After Gov. Robert Bentley paraded his affair in front of her, Dianne Bentley said “Enough.”
Alabama’s first lady has filed for divorce from Gov Robert Bentley, saying their 50-year marriage has suffered an ‘irretrievable breakdown’.
The complaint, filed on Friday, says that attempts at reconciliation are futile and that the couple has been living apart since January.
A lawyer for Alabama first lady Dianne Bentley wrote that her client says ‘there is such a complete incompatibility of temperament that the parties can no longer live together’.
Robert resigned after a salaciously damning report revealed an alleged long-term affair between him and his former senior political adviser, Rebekah Mason. He reportedly violated a number of campaign finance and state ethics laws while pursuing his extramarital relationship with Mason.
The former first lady of Alabama initially suspected something was wrong in her marriage way back in 2013, when she noticed Mason was regularly texting the governor off-hours about non-work-related matters. However, Dianne didn’t find her smoking gun until February 2014.
As she sat at a dinner table with both Robert and his mistress during the National Governor’s Association in Washington DC, Dianne noticed her husband had sent an extremely flirtatious text to Mason: I can’t take my eyes off of you. How Dianne managed to swallow the pain of officially realizing, in public, that her husband was cheating on her with his adviser, I’ll never understand.
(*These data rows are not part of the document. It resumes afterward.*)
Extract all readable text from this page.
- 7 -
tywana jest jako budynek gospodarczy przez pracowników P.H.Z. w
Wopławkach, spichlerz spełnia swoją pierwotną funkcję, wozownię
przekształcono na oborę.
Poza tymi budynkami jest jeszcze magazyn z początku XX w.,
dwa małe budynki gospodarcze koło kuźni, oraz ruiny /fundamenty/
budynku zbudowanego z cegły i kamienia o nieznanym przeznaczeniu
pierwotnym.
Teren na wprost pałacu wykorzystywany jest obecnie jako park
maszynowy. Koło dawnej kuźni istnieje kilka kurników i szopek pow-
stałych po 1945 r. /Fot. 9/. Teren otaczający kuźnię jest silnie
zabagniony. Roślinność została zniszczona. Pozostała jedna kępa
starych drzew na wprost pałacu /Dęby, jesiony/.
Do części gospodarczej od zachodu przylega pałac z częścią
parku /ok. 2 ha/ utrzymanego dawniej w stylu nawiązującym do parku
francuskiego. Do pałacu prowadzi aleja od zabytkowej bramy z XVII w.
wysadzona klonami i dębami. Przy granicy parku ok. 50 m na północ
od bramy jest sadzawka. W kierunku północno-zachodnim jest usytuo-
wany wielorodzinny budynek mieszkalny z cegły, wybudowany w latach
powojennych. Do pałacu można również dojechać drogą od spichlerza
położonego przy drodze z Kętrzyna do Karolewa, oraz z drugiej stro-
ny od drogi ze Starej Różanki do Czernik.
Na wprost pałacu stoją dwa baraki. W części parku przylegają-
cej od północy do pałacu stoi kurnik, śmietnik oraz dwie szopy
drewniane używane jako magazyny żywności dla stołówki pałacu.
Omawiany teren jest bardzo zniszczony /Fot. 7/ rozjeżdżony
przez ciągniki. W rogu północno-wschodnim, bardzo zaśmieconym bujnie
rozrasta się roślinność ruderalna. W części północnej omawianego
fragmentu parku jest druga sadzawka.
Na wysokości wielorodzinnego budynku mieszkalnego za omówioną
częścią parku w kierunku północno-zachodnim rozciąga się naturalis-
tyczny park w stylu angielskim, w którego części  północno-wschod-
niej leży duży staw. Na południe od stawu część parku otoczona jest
Robert continued to be horrendously bad at covering up his affair with Mason. In the spring of 2014, he accidentally texted his wife saying, “I love you, Rebekah.” But his worst mistake, by far, had to be when the former governor gave Dianne his state-issued iPad.
Apparently, the 74-year-old was utterly oblivious to the fact that the device was synced with his state-issued iPhone, and any texts sent from the phone would also be accessible on the iPad.
Though Dianne filed for divorce in 2015, she didn’t hand over the evidence to the ethics committee until 2016. While the texts and audio certainly damaged Robert’s reputation, his desperate and sketchy attempts to cover up the affair ultimately sealed his fate. According to the report, he used his bodyguard and law enforcement to intimidate people who knew about the affair into silence.
The former governor of Alabama officially resigned on Monday, April 10, and pleaded guilty to two misdemeanor charges. He’s since said he will never run for or occupy public office again.